Monday, 14 August 2017

Liverpool's Split Personality

Everyone likes a good mystery and Constantinos Chappas provided the raw material for a great one when he posted this breakdown of Liverpool's points per game performance in 2016/17 against the six teams from Everton and above and against the remaining 13 sides.

It's a great piece of work from Constantinos and Liverpool's split personality when playing very well against title contenders and Everton compared to when they do less well against lower class teams has generated much speculation.

These have generally fallen into two mutually exclusive groups, either narrative based tactical flaws of Klopp and Liverpool or odds based simulations that attempt to explain away the split as mere randomness.

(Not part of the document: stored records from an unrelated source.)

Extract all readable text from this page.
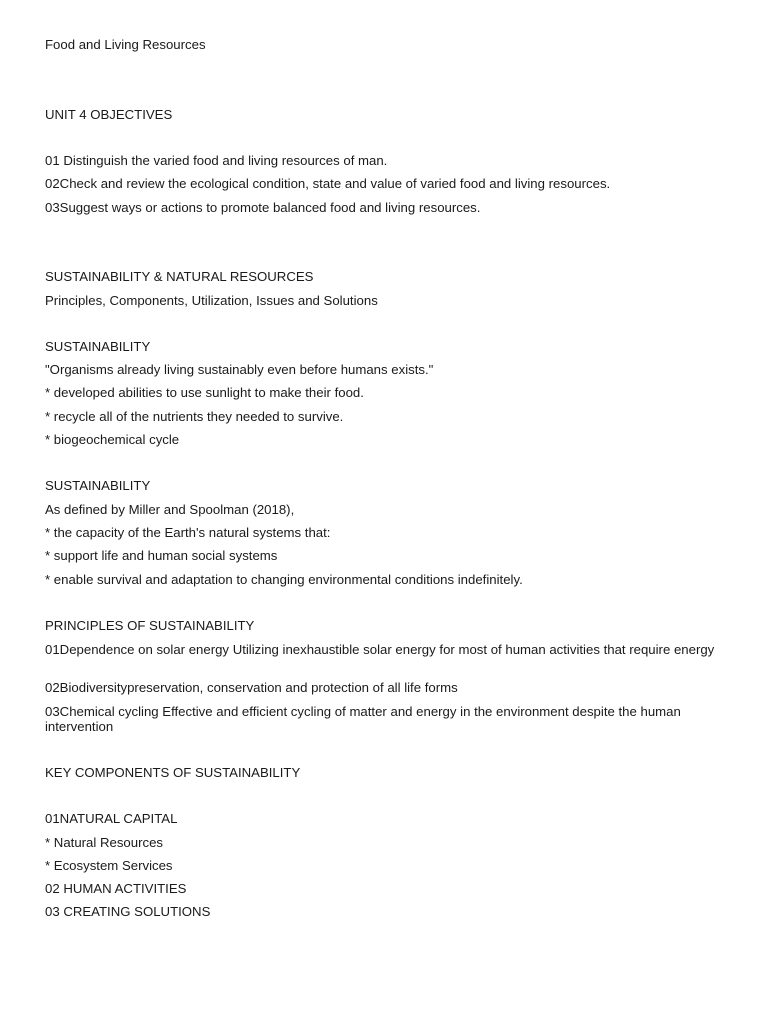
Food and Living Resources
UNIT 4 OBJECTIVES
01 Distinguish the varied food and living resources of man.
02Check and review the ecological condition, state and value of varied food and living resources.
03Suggest ways or actions to promote balanced food and living resources.
SUSTAINABILITY & NATURAL RESOURCES
Principles, Components, Utilization, Issues and Solutions
SUSTAINABILITY
"Organisms already living sustainably even before humans exists."
* developed abilities to use sunlight to make their food.
* recycle all of the nutrients they needed to survive.
* biogeochemical cycle
SUSTAINABILITY
As defined by Miller and Spoolman (2018),
* the capacity of the Earth's natural systems that:
* support life and human social systems
* enable survival and adaptation to changing environmental conditions indefinitely.
PRINCIPLES OF SUSTAINABILITY
01Dependence on solar energy Utilizing inexhaustible solar energy for most of human activities that require energy
02Biodiversitypreservation, conservation and protection of all life forms
03Chemical cycling Effective and efficient cycling of matter and energy in the environment despite the human intervention
KEY COMPONENTS OF SUSTAINABILITY
01NATURAL CAPITAL
* Natural Resources
* Ecosystem Services
02 HUMAN ACTIVITIES
03 CREATING SOLUTIONS
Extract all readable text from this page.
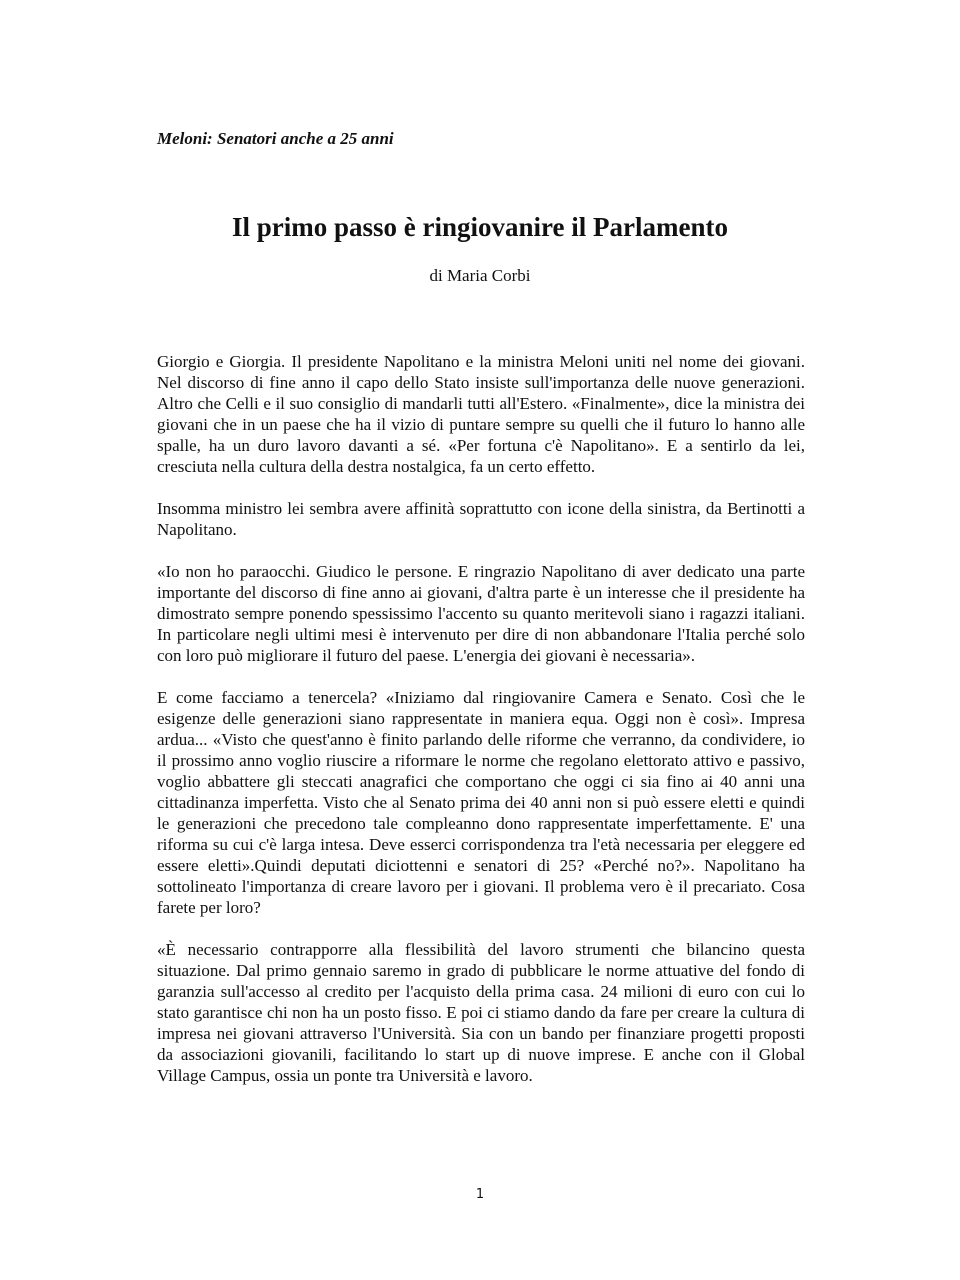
Meloni: Senatori anche a 25 anni

Il primo passo è ringiovanire il Parlamento

di Maria Corbi

Giorgio e Giorgia. Il presidente Napolitano e la ministra Meloni uniti nel nome dei giovani. Nel discorso di fine anno il capo dello Stato insiste sull'importanza delle nuove generazioni. Altro che Celli e il suo consiglio di mandarli tutti all'Estero. «Finalmente», dice la ministra dei giovani che in un paese che ha il vizio di puntare sempre su quelli che il futuro lo hanno alle spalle, ha un duro lavoro davanti a sé. «Per fortuna c'è Napolitano». E a sentirlo da lei, cresciuta nella cultura della destra nostalgica, fa un certo effetto.

Insomma ministro lei sembra avere affinità soprattutto con icone della sinistra, da Bertinotti a Napolitano.

«Io non ho paraocchi. Giudico le persone. E ringrazio Napolitano di aver dedicato una parte importante del discorso di fine anno ai giovani, d'altra parte è un interesse che il presidente ha dimostrato sempre ponendo spessissimo l'accento su quanto meritevoli siano i ragazzi italiani. In particolare negli ultimi mesi è intervenuto per dire di non abbandonare l'Italia perché solo con loro può migliorare il futuro del paese. L'energia dei giovani è necessaria».

E come facciamo a tenercela? «Iniziamo dal ringiovanire Camera e Senato. Così che le esigenze delle generazioni siano rappresentate in maniera equa. Oggi non è così». Impresa ardua... «Visto che quest'anno è finito parlando delle riforme che verranno, da condividere, io il prossimo anno voglio riuscire a riformare le norme che regolano elettorato attivo e passivo, voglio abbattere gli steccati anagrafici che comportano che oggi ci sia fino ai 40 anni una cittadinanza imperfetta. Visto che al Senato prima dei 40 anni non si può essere eletti e quindi le generazioni che precedono tale compleanno dono rappresentate imperfettamente. E' una riforma su cui c'è larga intesa. Deve esserci corrispondenza tra l'età necessaria per eleggere ed essere eletti».Quindi deputati diciottenni e senatori di 25? «Perché no?». Napolitano ha sottolineato l'importanza di creare lavoro per i giovani. Il problema vero è il precariato. Cosa farete per loro?

«È necessario contrapporre alla flessibilità del lavoro strumenti che bilancino questa situazione. Dal primo gennaio saremo in grado di pubblicare le norme attuative del fondo di garanzia sull'accesso al credito per l'acquisto della prima casa. 24 milioni di euro con cui lo stato garantisce chi non ha un posto fisso. E poi ci stiamo dando da fare per creare la cultura di impresa nei giovani attraverso l'Università. Sia con un bando per finanziare progetti proposti da associazioni giovanili, facilitando lo start up di nuove imprese. E anche con il Global Village Campus, ossia un ponte tra Università e lavoro.

1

It is unlikely that either approach will wholly account for Liverpool's apparent failure to dispatch mid and lower table teams with the authority they appeared to preserve for the league's stronger sides.

Football is awash with randomness as well as tactical nuances, so it seems much more likely that a combination of factors will have contributed to the 2016/17 season.

It's a simple task to simulate multiple seasons, often using bookmaker's odds as a proxy for team strength to arrive at the chances that a side, not necessarily Liverpool might exhibit a split personality.

However, it's a stretch to then conclude that either chance was the overriding factor or it can be excluded as a cause merely because this likelihood falls above or below an arbitrary level of certainty.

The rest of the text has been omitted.